To control this virtual movement, the cortex needs an internal model, and unlike the tectum which works with postural “physical” movements, the cortex must model something much more abstract.

According to AST, abstract modeling is possible through the construction of an attention schema.

An attention schema is like the body schema. Just like the brain constructs a simplified model of the body to help monitor and control movements of the body, so the brain constructs a simplified model of attention to help monitor and control attention.

The Curious Case

Just like a self-driving car needs only a high-level internal model of itself—such as its shape and size and how it handles the road, the schema lacks physical details of its functioning. It would be inefficient to carry everything, and therefore it can and should only be a simplified, imperfect and non-physical account of something real.

Given that, the attention schema is an embodiment of the brain’s imperfect but efficient understanding of its own attention. This according to AST, is why our brains adjudge that it has a non-physical essence of awareness we tend to call consciousness.

P.s.

All this is great, but there is also an equally interesting twist to all that I have just discussed.

We should not be under the misconception that biologists are the only ones with a monopoly on the study and understanding of life. The same applies to physicists. Or philosophers.

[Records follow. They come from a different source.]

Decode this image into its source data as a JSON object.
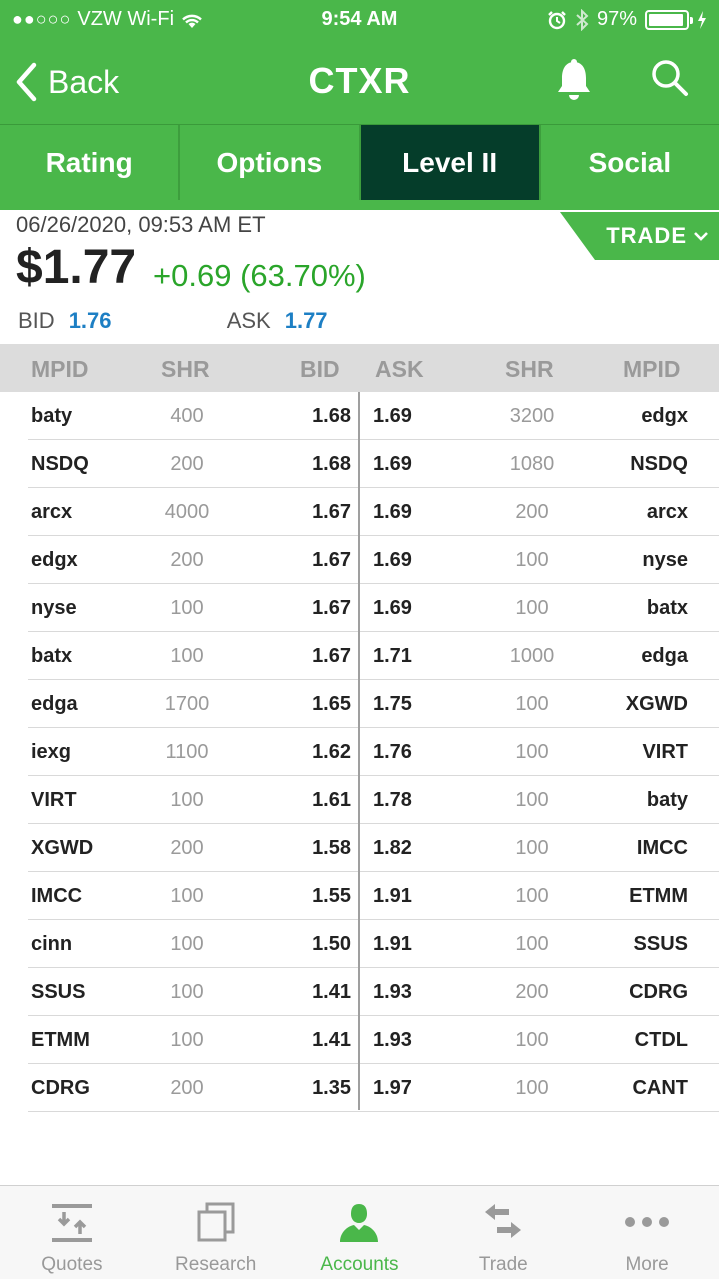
{
  "status_bar": {
    "signal": "●●○○○",
    "carrier": "VZW Wi-Fi",
    "time": "9:54 AM",
    "battery": "97%"
  },
  "nav": {
    "back_label": "Back",
    "title": "CTXR"
  },
  "tabs": [
    {
      "label": "Rating",
      "active": false
    },
    {
      "label": "Options",
      "active": false
    },
    {
      "label": "Level II",
      "active": true
    },
    {
      "label": "Social",
      "active": false
    }
  ],
  "quote": {
    "timestamp": "06/26/2020, 09:53 AM ET",
    "price": "$1.77",
    "change": "+0.69",
    "change_pct": "(63.70%)",
    "bid_label": "BID",
    "bid": "1.76",
    "ask_label": "ASK",
    "ask": "1.77",
    "trade_label": "TRADE"
  },
  "table": {
    "headers": [
      "MPID",
      "SHR",
      "BID",
      "ASK",
      "SHR",
      "MPID"
    ],
    "rows": [
      {
        "bid_mpid": "baty",
        "bid_shr": "400",
        "bid": "1.68",
        "ask": "1.69",
        "ask_shr": "3200",
        "ask_mpid": "edgx"
      },
      {
        "bid_mpid": "NSDQ",
        "bid_shr": "200",
        "bid": "1.68",
        "ask": "1.69",
        "ask_shr": "1080",
        "ask_mpid": "NSDQ"
      },
      {
        "bid_mpid": "arcx",
        "bid_shr": "4000",
        "bid": "1.67",
        "ask": "1.69",
        "ask_shr": "200",
        "ask_mpid": "arcx"
      },
      {
        "bid_mpid": "edgx",
        "bid_shr": "200",
        "bid": "1.67",
        "ask": "1.69",
        "ask_shr": "100",
        "ask_mpid": "nyse"
      },
      {
        "bid_mpid": "nyse",
        "bid_shr": "100",
        "bid": "1.67",
        "ask": "1.69",
        "ask_shr": "100",
        "ask_mpid": "batx"
      },
      {
        "bid_mpid": "batx",
        "bid_shr": "100",
        "bid": "1.67",
        "ask": "1.71",
        "ask_shr": "1000",
        "ask_mpid": "edga"
      },
      {
        "bid_mpid": "edga",
        "bid_shr": "1700",
        "bid": "1.65",
        "ask": "1.75",
        "ask_shr": "100",
        "ask_mpid": "XGWD"
      },
      {
        "bid_mpid": "iexg",
        "bid_shr": "1100",
        "bid": "1.62",
        "ask": "1.76",
        "ask_shr": "100",
        "ask_mpid": "VIRT"
      },
      {
        "bid_mpid": "VIRT",
        "bid_shr": "100",
        "bid": "1.61",
        "ask": "1.78",
        "ask_shr": "100",
        "ask_mpid": "baty"
      },
      {
        "bid_mpid": "XGWD",
        "bid_shr": "200",
        "bid": "1.58",
        "ask": "1.82",
        "ask_shr": "100",
        "ask_mpid": "IMCC"
      },
      {
        "bid_mpid": "IMCC",
        "bid_shr": "100",
        "bid": "1.55",
        "ask": "1.91",
        "ask_shr": "100",
        "ask_mpid": "ETMM"
      },
      {
        "bid_mpid": "cinn",
        "bid_shr": "100",
        "bid": "1.50",
        "ask": "1.91",
        "ask_shr": "100",
        "ask_mpid": "SSUS"
      },
      {
        "bid_mpid": "SSUS",
        "bid_shr": "100",
        "bid": "1.41",
        "ask": "1.93",
        "ask_shr": "200",
        "ask_mpid": "CDRG"
      },
      {
        "bid_mpid": "ETMM",
        "bid_shr": "100",
        "bid": "1.41",
        "ask": "1.93",
        "ask_shr": "100",
        "ask_mpid": "CTDL"
      },
      {
        "bid_mpid": "CDRG",
        "bid_shr": "200",
        "bid": "1.35",
        "ask": "1.97",
        "ask_shr": "100",
        "ask_mpid": "CANT"
      }
    ]
  },
  "bottom_tabs": [
    {
      "label": "Quotes",
      "icon": "quotes-icon",
      "active": false
    },
    {
      "label": "Research",
      "icon": "research-icon",
      "active": false
    },
    {
      "label": "Accounts",
      "icon": "accounts-icon",
      "active": true
    },
    {
      "label": "Trade",
      "icon": "trade-icon",
      "active": false
    },
    {
      "label": "More",
      "icon": "more-icon",
      "active": false
    }
  ],
  "colors": {
    "brand_green": "#4ab74a",
    "active_tab": "#053d2a",
    "positive": "#2aa52a",
    "link_blue": "#1d7fc4"
  }
}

Easy problems are amenable to the reductive inquiry in that they are a sum of their parts. Easy in life terms is “tongue-in-cheek” as easy is going to Mars or curing cancer [Steven Pinker].

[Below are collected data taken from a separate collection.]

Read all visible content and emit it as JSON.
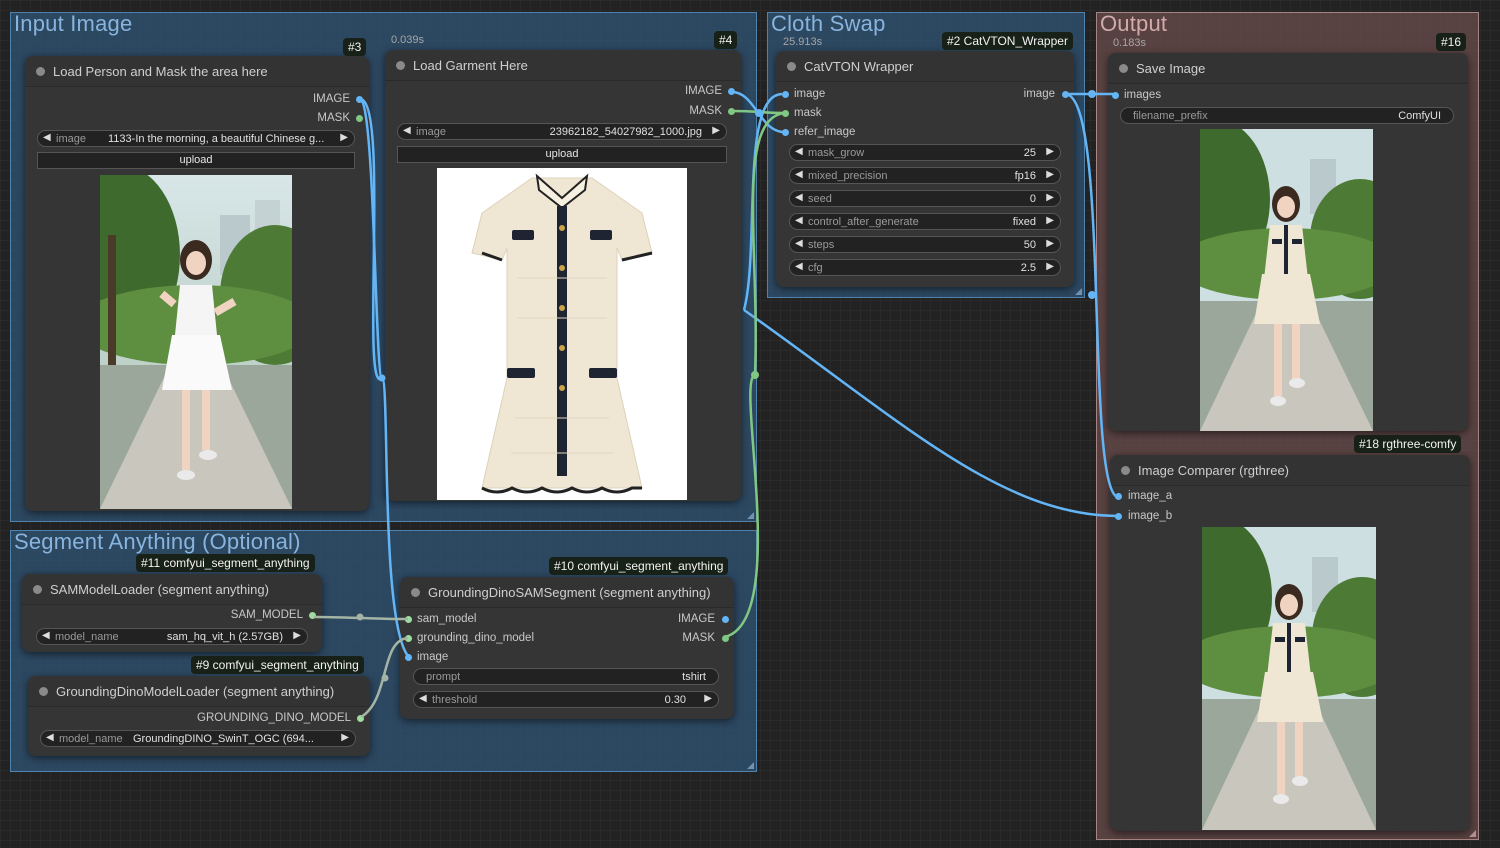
{
  "groups": {
    "input_image": "Input Image",
    "cloth_swap": "Cloth Swap",
    "output": "Output",
    "segment_anything": "Segment Anything (Optional)"
  },
  "colors": {
    "image_link": "#64b5f6",
    "mask_link": "#81c784",
    "group_blue": "#305678",
    "group_pink": "#6e4e4e"
  },
  "nodes": {
    "load_person": {
      "badge": "#3",
      "title": "Load Person and Mask the area here",
      "outputs": [
        "IMAGE",
        "MASK"
      ],
      "image_widget": {
        "label": "image",
        "value": "1133-In the morning, a beautiful Chinese g..."
      },
      "upload_label": "upload"
    },
    "load_garment": {
      "badge": "#4",
      "timing": "0.039s",
      "title": "Load Garment Here",
      "outputs": [
        "IMAGE",
        "MASK"
      ],
      "image_widget": {
        "label": "image",
        "value": "23962182_54027982_1000.jpg"
      },
      "upload_label": "upload"
    },
    "catvton": {
      "badge": "#2 CatVTON_Wrapper",
      "timing": "25.913s",
      "title": "CatVTON Wrapper",
      "inputs": [
        "image",
        "mask",
        "refer_image"
      ],
      "output": "image",
      "widgets": [
        {
          "label": "mask_grow",
          "value": "25"
        },
        {
          "label": "mixed_precision",
          "value": "fp16"
        },
        {
          "label": "seed",
          "value": "0"
        },
        {
          "label": "control_after_generate",
          "value": "fixed"
        },
        {
          "label": "steps",
          "value": "50"
        },
        {
          "label": "cfg",
          "value": "2.5"
        }
      ]
    },
    "save_image": {
      "badge": "#16",
      "timing": "0.183s",
      "title": "Save Image",
      "input": "images",
      "filename_prefix": {
        "label": "filename_prefix",
        "value": "ComfyUI"
      }
    },
    "image_comparer": {
      "badge": "#18 rgthree-comfy",
      "title": "Image Comparer (rgthree)",
      "inputs": [
        "image_a",
        "image_b"
      ]
    },
    "sam_loader": {
      "badge": "#11 comfyui_segment_anything",
      "title": "SAMModelLoader (segment anything)",
      "output": "SAM_MODEL",
      "model_widget": {
        "label": "model_name",
        "value": "sam_hq_vit_h (2.57GB)"
      }
    },
    "dino_loader": {
      "badge": "#9 comfyui_segment_anything",
      "title": "GroundingDinoModelLoader (segment anything)",
      "output": "GROUNDING_DINO_MODEL",
      "model_widget": {
        "label": "model_name",
        "value": "GroundingDINO_SwinT_OGC (694..."
      }
    },
    "dino_sam_segment": {
      "badge": "#10 comfyui_segment_anything",
      "title": "GroundingDinoSAMSegment (segment anything)",
      "inputs": [
        "sam_model",
        "grounding_dino_model",
        "image"
      ],
      "outputs": [
        "IMAGE",
        "MASK"
      ],
      "prompt": {
        "label": "prompt",
        "value": "tshirt"
      },
      "threshold": {
        "label": "threshold",
        "value": "0.30"
      }
    }
  }
}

Consciousness is in itself a hard problem to decipher. For it is irreducible and more than a sum of its parts.

None of the diverse approaches – chemical, anatomical, physiological, embryological, and psychological” can account for it.

As scientists attempt to understand a living system, they move down from dimension to dimension, from one level of complexity to the next lower level. I followed this course in my own studies. I went from anatomy to the study of tissues, then to electron microscopy and chemistry, and finally to quantum mechanics. This downward journey through the scale of dimensions has its irony, for in my search for the secret of life, I ended up with atoms and electrons, which have no life at all. Somewhere along the line life has run out through my fingers. So, in my old age, I am now retracing my steps, trying to fight my way back. – Szent-Györgyi.

At the core of its property of irreducibility is the notion of qualia, the subjective phenomenal qualities of experience: how it is to feel pain, experience a shade of green, or a wonderful piece of music.

Small Wonder

In the grand scheme of segmentation “schema”, what’s not to say consciousness is a cooperative of many consciousnesses. The schema, but just as a barrier to all our internal organ consciousness. What’s not to say that the schema whilst useful, is our ‘ad-blocker’ to our organs chatter?

If at all, we are saying there is cell sentience, then could we be missing out on the verbal motor action?

So just like in the past, when we didn’t believe in animal consciousness, so too can our future selves believe in organ consciousness.

Could we have audio for all our organ starships?

I often imagine, the cells, reminiscent of starships. Each ship, with a captain, and everyone else on the ship with responsibilities. The ship with its own respective monitors, and inter-organ collaboration. With alarm systems, and fire-fighting pole when there is an emergency. All looking out for us. All these sentient beings, that are not legible to their masters. But they do exist.